For 3 dimensions this test only takes 9 nanoseconds

julia> basis"3";

julia> a = rand(Multivector{V});

julia> b = rand(Multivector{V});

julia> @btime $a*$b
  9.076 ns (0 allocations: 0 bytes)

Now lets see if your 5 dimensional geometric product for dense multivectors is less than 200 nanoseconds, or your 3 dimensional product is less than 10 nanoseconds.

And if it’s indeed faster than mine, good for you, I’m really not competing about it.

h1m3 · January 16, 2025, 5:46pm

I don’t need matrix representations either, they are just asymptotically better at high dimensions.
But 200ns for 5d is actually impressive. I got 8 µs. But I do have a few ideas for low-dimension optimizations, guess I better start implementing them

chakravala · January 16, 2025, 5:47pm

Also, here is my dimension 8 bench mark, less than 5 miliseconds for a full multivector geometric product, doesnt involve any matrices at all

julia> using Grassmann

julia> basis"8";

julia> a = rand(Multivector{V});

julia> b = rand(Multivector{V});

julia> @btime $a*$b
  4.895 ms (242976 allocations: 8.92 MiB)

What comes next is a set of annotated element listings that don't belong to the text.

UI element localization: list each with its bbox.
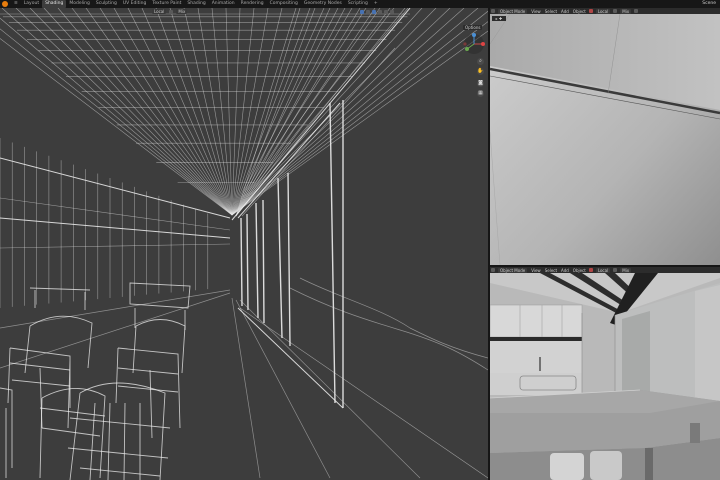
material-shading-icon[interactable] <box>384 9 389 14</box>
pivot-dropdown[interactable]: Local <box>152 9 167 14</box>
tab-rendering[interactable]: Rendering <box>238 0 267 8</box>
wireframe-shading-icon[interactable] <box>372 9 377 14</box>
rendered-shading-icon[interactable] <box>390 9 395 14</box>
workspace-bar: ≡ Layout Shading Modeling Sculpting UV E… <box>0 0 720 8</box>
navigation-gizmo-icon[interactable] <box>463 33 485 55</box>
menu-view[interactable]: View <box>531 268 541 273</box>
mode-dropdown[interactable]: Object Mode <box>498 8 528 14</box>
tab-layout[interactable]: Layout <box>21 0 42 8</box>
tab-geometry-nodes[interactable]: Geometry Nodes <box>301 0 345 8</box>
tab-modeling[interactable]: Modeling <box>66 0 92 8</box>
menu-add[interactable]: Add <box>561 268 569 273</box>
snap-icon[interactable] <box>169 9 174 14</box>
tab-scripting[interactable]: Scripting <box>345 0 371 8</box>
hand-icon[interactable]: ✋ <box>477 68 484 75</box>
main-viewport-wireframe[interactable]: Options ⌕ ✋ ◙ ▦ <box>0 8 488 480</box>
tab-shading-active[interactable]: Shading <box>42 0 67 8</box>
add-workspace-button[interactable]: + <box>371 0 381 8</box>
snap-dropdown[interactable]: Mix <box>176 9 188 14</box>
camera-icon[interactable]: ◙ <box>477 80 484 87</box>
blender-logo-icon[interactable] <box>2 1 8 7</box>
transform-icon[interactable] <box>588 268 593 272</box>
proportional-icon[interactable] <box>634 9 639 13</box>
bottom-right-viewport-solid[interactable] <box>490 273 720 480</box>
menu-object[interactable]: Object <box>573 9 586 14</box>
grid-icon[interactable]: ▦ <box>477 90 484 97</box>
main-viewport-header: Local Mix <box>0 8 488 15</box>
menu-select[interactable]: Select <box>545 268 557 273</box>
room-solid-scene <box>490 273 720 480</box>
snap-icon[interactable] <box>613 268 618 272</box>
snap-icon[interactable] <box>613 9 618 13</box>
solid-shading-icon[interactable] <box>378 9 383 14</box>
pivot-dropdown[interactable]: Local <box>595 8 611 14</box>
editor-type-icon[interactable] <box>491 268 495 272</box>
wall-closeup-scene <box>490 14 720 265</box>
transform-icon[interactable] <box>588 9 593 13</box>
tab-uv-editing[interactable]: UV Editing <box>120 0 149 8</box>
menu-select[interactable]: Select <box>545 9 557 14</box>
editor-type-icon[interactable] <box>491 9 495 13</box>
options-dropdown[interactable]: Options <box>463 25 483 30</box>
menu-view[interactable]: View <box>531 9 541 14</box>
zoom-icon[interactable]: ⌕ <box>477 58 484 65</box>
top-right-viewport-solid[interactable]: ▸ ✚ <box>490 14 720 265</box>
menu-object[interactable]: Object <box>573 268 586 273</box>
toolbar-toggle[interactable]: ▸ ✚ <box>492 16 506 21</box>
menu-add[interactable]: Add <box>561 9 569 14</box>
pivot-dropdown[interactable]: Local <box>595 267 611 273</box>
tab-sculpting[interactable]: Sculpting <box>93 0 120 8</box>
tab-texture-paint[interactable]: Texture Paint <box>149 0 184 8</box>
mode-dropdown[interactable]: Object Mode <box>498 267 528 273</box>
snap-dropdown[interactable]: Mix <box>620 267 632 273</box>
tab-compositing[interactable]: Compositing <box>267 0 301 8</box>
tab-shading[interactable]: Shading <box>184 0 208 8</box>
menu-file[interactable]: ≡ <box>11 0 21 8</box>
overlay-icon[interactable] <box>360 9 365 14</box>
snap-dropdown[interactable]: Mix <box>620 8 632 14</box>
xray-icon[interactable] <box>366 9 371 14</box>
wireframe-scene <box>0 8 488 480</box>
tab-animation[interactable]: Animation <box>209 0 238 8</box>
scene-selector[interactable]: Scene <box>702 0 716 8</box>
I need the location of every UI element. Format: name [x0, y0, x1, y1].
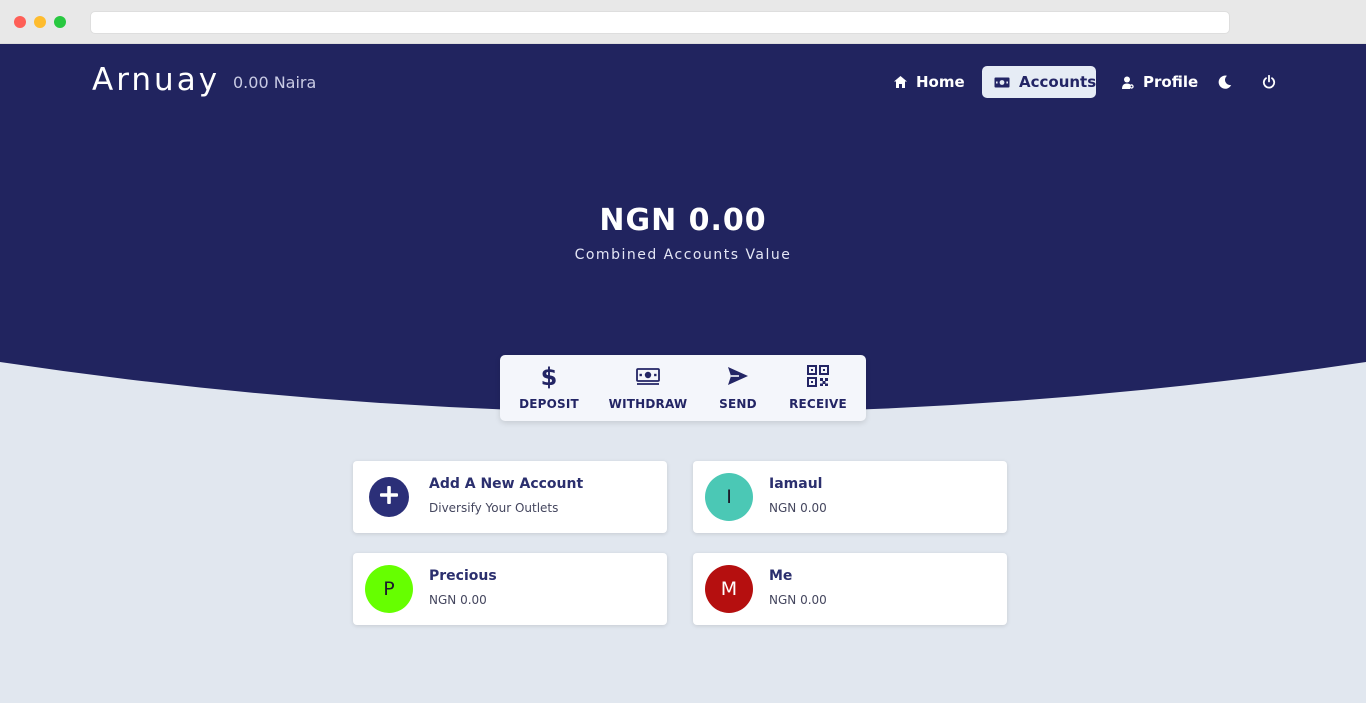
withdraw-button[interactable]: WITHDRAW [608, 355, 688, 421]
account-name: Iamaul [769, 476, 823, 492]
account-balance: NGN 0.00 [769, 593, 827, 607]
plus-icon [378, 484, 400, 511]
header-balance: 0.00 Naira [233, 73, 317, 92]
nav-profile[interactable]: Profile [1122, 66, 1198, 98]
account-avatar: I [705, 473, 753, 521]
account-name: Me [769, 568, 793, 584]
account-avatar: M [705, 565, 753, 613]
account-balance: NGN 0.00 [769, 501, 827, 515]
add-account-avatar [369, 477, 409, 517]
window-maximize-button[interactable] [54, 16, 66, 28]
deposit-label: DEPOSIT [519, 397, 579, 411]
quick-actions-bar: $ DEPOSIT WITHDRAW SEND RECEIVE [500, 355, 866, 421]
money-bill-icon [994, 77, 1010, 88]
account-balance: NGN 0.00 [429, 593, 487, 607]
window-close-button[interactable] [14, 16, 26, 28]
add-account-subtitle: Diversify Your Outlets [429, 501, 559, 515]
logout-button[interactable] [1262, 66, 1285, 98]
receive-label: RECEIVE [789, 397, 847, 411]
nav-accounts-label: Accounts [1019, 73, 1097, 91]
account-card-iamaul[interactable]: I Iamaul NGN 0.00 [693, 461, 1007, 533]
add-account-card[interactable]: Add A New Account Diversify Your Outlets [353, 461, 667, 533]
combined-value-amount: NGN 0.00 [599, 203, 767, 238]
nav-home[interactable]: Home [894, 66, 965, 98]
combined-value-caption: Combined Accounts Value [574, 247, 792, 263]
deposit-button[interactable]: $ DEPOSIT [514, 355, 584, 421]
money-bill-icon [636, 363, 660, 389]
moon-icon [1218, 75, 1232, 89]
add-account-title: Add A New Account [429, 476, 584, 492]
window-minimize-button[interactable] [34, 16, 46, 28]
send-label: SEND [719, 397, 757, 411]
paper-plane-icon [727, 363, 749, 389]
account-card-precious[interactable]: P Precious NGN 0.00 [353, 553, 667, 625]
withdraw-label: WITHDRAW [608, 397, 688, 411]
nav-home-label: Home [916, 73, 965, 91]
home-icon [894, 76, 907, 88]
dollar-icon: $ [541, 363, 557, 389]
nav-profile-label: Profile [1143, 73, 1199, 91]
address-bar[interactable] [90, 11, 1230, 34]
qr-code-icon [807, 363, 829, 389]
receive-button[interactable]: RECEIVE [786, 355, 850, 421]
browser-toolbar [0, 0, 1366, 44]
theme-toggle-button[interactable] [1218, 66, 1241, 98]
power-icon [1262, 75, 1276, 89]
user-gear-icon [1122, 76, 1134, 89]
nav-accounts[interactable]: Accounts [982, 66, 1096, 98]
account-name: Precious [429, 568, 497, 584]
account-card-me[interactable]: M Me NGN 0.00 [693, 553, 1007, 625]
app-logo[interactable]: Arnuay [92, 62, 220, 98]
svg-text:$: $ [541, 363, 557, 389]
account-avatar: P [365, 565, 413, 613]
send-button[interactable]: SEND [714, 355, 762, 421]
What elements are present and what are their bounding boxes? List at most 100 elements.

h1m3 · January 16, 2025, 5:49pm

At 8, I already have the upper hand

duration avg: 61.784µs; max: 136.083µs

chakravala · January 16, 2025, 6:03pm

Perhaps someday I will update Grassmann.jl with the FFT approach for high dimensions, but it ranks extremely low on my priorities and is completely unnecessary for the things I’m working on currently, thanks for sharing.

wfmcgee · January 24, 2025, 7:09pm

I realized that I can generate the code that I need for mul from the code at Clifford Algebra Explorer, and add, sub, and rev, involute, conjugate and transpose and smul, not sure I need all the rest.